The artists and lyrics may change, and the content may push previous boundaries, but the purpose of the music remains the same.

“There’s nothing better than love and nothing better to help it along than music,” Gass said. “Just like ‘The End’ from ‘Abbey Road’ says: ‘The love you take is equal to the love you make.’”

Weddings, frat parties and booty calls

Maybe not all baby-making music is created equal.

A distinction must be made between romantic, intimate music and pure romp songs.

“A lot of time people will say play a love song – any love song,” said Carlos Goins, a local disc jockey for about 30 years. “I would say the R. Kelly and K-Ci & JoJo would be more the booty-call type of thing, whereas, on the other hand, you have classic love songs like Luther Vandross and Earth, Wind & Fire.”

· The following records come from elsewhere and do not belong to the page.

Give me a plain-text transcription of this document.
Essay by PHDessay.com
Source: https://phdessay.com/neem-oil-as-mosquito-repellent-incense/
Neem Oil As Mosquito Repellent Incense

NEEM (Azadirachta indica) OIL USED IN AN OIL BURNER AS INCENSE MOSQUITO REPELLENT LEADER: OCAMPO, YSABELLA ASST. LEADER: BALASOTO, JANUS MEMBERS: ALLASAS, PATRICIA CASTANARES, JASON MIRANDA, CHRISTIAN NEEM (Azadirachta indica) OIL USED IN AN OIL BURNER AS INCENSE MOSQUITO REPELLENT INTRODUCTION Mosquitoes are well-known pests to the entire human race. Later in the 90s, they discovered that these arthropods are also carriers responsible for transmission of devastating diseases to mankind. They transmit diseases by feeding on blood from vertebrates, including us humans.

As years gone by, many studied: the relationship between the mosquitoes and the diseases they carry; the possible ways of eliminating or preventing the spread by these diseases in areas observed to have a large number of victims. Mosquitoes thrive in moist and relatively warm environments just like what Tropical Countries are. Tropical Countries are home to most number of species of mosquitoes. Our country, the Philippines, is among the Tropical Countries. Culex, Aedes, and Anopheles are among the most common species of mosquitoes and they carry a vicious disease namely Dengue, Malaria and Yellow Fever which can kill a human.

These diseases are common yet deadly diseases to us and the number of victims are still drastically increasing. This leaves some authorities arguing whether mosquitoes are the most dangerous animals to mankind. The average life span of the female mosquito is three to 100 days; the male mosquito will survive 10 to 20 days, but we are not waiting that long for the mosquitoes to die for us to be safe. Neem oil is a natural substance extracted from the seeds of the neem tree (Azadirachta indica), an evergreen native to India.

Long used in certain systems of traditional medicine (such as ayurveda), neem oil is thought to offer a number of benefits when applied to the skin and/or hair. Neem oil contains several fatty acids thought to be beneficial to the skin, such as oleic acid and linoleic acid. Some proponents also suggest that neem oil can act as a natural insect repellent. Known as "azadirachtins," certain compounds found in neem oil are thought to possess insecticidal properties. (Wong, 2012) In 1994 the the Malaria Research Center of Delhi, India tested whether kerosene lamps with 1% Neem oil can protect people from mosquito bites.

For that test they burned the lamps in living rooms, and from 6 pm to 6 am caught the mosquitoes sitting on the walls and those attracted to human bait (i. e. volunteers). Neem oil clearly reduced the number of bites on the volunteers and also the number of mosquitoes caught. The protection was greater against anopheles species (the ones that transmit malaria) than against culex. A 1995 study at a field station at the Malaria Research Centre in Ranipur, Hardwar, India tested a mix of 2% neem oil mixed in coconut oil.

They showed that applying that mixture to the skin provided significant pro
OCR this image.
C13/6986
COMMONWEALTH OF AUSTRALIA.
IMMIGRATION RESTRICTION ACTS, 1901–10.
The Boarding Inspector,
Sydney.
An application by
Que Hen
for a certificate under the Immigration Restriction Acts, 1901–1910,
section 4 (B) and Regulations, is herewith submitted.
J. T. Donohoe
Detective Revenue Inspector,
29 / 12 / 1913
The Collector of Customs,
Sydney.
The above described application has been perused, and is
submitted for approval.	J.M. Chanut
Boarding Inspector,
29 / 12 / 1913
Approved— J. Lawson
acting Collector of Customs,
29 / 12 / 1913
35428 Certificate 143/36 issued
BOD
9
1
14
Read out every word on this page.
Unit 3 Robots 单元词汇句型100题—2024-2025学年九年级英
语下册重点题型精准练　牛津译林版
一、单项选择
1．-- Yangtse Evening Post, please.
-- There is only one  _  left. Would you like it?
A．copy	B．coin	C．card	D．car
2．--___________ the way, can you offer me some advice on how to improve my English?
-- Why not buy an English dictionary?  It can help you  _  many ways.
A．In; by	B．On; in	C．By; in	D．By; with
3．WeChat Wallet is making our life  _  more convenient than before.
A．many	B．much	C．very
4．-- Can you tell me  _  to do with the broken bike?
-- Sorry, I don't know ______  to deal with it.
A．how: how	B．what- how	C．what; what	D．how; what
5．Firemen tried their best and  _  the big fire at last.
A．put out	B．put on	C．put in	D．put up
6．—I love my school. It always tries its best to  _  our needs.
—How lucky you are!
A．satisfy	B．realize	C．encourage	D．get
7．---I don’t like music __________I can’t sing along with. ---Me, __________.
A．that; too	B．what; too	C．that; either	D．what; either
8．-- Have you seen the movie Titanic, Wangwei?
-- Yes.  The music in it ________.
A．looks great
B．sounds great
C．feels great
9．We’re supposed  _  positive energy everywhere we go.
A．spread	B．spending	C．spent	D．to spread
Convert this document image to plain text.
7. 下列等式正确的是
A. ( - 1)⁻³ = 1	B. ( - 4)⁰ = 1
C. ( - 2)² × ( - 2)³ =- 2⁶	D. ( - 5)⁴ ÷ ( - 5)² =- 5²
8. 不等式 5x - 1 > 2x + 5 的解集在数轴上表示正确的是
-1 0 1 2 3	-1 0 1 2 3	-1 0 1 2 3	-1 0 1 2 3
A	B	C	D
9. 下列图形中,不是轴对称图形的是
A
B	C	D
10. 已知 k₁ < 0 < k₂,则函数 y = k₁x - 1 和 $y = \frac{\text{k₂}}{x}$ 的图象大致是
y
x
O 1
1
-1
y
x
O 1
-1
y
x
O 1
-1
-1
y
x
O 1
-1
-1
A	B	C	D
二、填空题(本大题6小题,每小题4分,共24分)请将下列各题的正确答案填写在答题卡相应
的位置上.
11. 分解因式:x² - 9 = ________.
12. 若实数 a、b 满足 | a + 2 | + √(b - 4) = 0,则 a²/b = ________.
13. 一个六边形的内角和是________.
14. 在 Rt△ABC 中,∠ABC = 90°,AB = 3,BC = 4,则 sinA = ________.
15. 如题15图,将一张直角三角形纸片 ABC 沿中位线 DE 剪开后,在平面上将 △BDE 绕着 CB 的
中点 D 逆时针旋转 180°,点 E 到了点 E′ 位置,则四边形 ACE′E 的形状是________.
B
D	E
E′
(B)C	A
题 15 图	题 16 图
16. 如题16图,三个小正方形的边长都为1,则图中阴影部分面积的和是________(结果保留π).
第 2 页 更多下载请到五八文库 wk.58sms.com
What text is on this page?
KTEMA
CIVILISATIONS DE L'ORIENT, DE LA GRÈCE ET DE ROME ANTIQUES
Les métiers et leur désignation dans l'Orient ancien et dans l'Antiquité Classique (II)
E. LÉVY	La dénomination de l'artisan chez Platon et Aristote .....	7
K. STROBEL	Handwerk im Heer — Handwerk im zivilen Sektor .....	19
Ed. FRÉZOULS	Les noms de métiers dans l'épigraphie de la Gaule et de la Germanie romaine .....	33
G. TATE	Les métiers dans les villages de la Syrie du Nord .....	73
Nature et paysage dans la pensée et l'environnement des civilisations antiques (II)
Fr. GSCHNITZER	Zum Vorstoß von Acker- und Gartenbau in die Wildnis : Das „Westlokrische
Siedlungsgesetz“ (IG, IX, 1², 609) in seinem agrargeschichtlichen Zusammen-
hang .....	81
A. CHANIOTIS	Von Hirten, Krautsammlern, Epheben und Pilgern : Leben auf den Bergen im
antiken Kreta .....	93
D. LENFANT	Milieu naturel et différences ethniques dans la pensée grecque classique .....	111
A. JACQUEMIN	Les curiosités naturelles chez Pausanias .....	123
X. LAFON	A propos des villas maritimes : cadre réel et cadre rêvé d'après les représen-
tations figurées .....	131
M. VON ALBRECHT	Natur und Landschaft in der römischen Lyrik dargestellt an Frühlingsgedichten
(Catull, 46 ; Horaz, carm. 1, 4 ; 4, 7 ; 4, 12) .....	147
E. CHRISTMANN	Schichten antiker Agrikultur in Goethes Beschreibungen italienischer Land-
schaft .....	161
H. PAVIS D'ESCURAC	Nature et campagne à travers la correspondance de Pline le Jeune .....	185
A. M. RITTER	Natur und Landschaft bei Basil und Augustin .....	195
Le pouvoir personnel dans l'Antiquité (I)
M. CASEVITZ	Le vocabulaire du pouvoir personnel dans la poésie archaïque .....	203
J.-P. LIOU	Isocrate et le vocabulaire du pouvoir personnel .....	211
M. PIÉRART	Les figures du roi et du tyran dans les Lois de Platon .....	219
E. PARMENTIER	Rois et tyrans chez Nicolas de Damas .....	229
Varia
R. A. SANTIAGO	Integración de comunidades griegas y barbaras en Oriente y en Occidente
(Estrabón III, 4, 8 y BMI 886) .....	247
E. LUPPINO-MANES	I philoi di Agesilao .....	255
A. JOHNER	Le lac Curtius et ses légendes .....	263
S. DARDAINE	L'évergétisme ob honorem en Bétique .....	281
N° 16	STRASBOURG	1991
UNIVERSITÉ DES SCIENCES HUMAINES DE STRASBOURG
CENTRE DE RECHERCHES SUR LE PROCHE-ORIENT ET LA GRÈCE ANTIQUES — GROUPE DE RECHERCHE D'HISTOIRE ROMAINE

Goins founded Ace Entertainment three decades ago. He said about 70 percent of his gigs are for wedding receptions, where the song selection is shifted toward older material.

“For a wedding, there is usually a lot more sentimental music,” he said. “The bride and groom respect that there’s going to be older people there, so we’ll play a lot of classic stuff, even swing and early ’50s stuff.”

He said fraternity and sorority parties comprise much of the rest of his business, and they are completely different atmospheres.

“Most requested at the fraternity parties would be Madonna, Lady Gaga, Britney (Spears), Snoop Dogg ... Top-40 stuff.”

As for how Goins constructs his playlist, he said choosing high-energy songs in the first couple hours is crucial, but then he mixes in sexy hook-up songs in the middle and at the end.

“In the last hour, we won’t play any slow songs until the very end of the event,” he said. “And it’s, as they say, ‘The Booty Call.’”

Science of sex vs. art of love

Alfred Kinsey was a music teacher before he practically invented the field of sexology.
Kinsey, whose groundbreaking surveys of sexual behavior in the 1940s and ’50s profoundly affected social attitudes about the then-taboo topic, was actually an avid collector of LPs.

In a 1956 article for High Fidelity magazine, Kinsey wrote about how studying sex is like studying music.

He claimed that, although he spent much of his career meticulously and systematically collecting scientific data about sex, he never once presumed to understand the art of love.

Similarly, he had collected records since he first encountered an “Edison Rec-cord” as a teenager and listened to music daily. He had scientists visit his home and listen to the newest release with him. But he was sure to separate the science of sound from the art of music.

Kinsey said he thought the science of sex was completely separate from the art of love, which perhaps explains why the Kinsey Institute to this day has no research about the role of music in sex and intimacy.

Baby-making music is all about the art of love. It’s the know-it-when-you-hear-it bass beat, the steamy singing and the do-it-like-this lyrics.

It’s the music that helps us get it on, and it might even be the reason you’re reading this sentence today.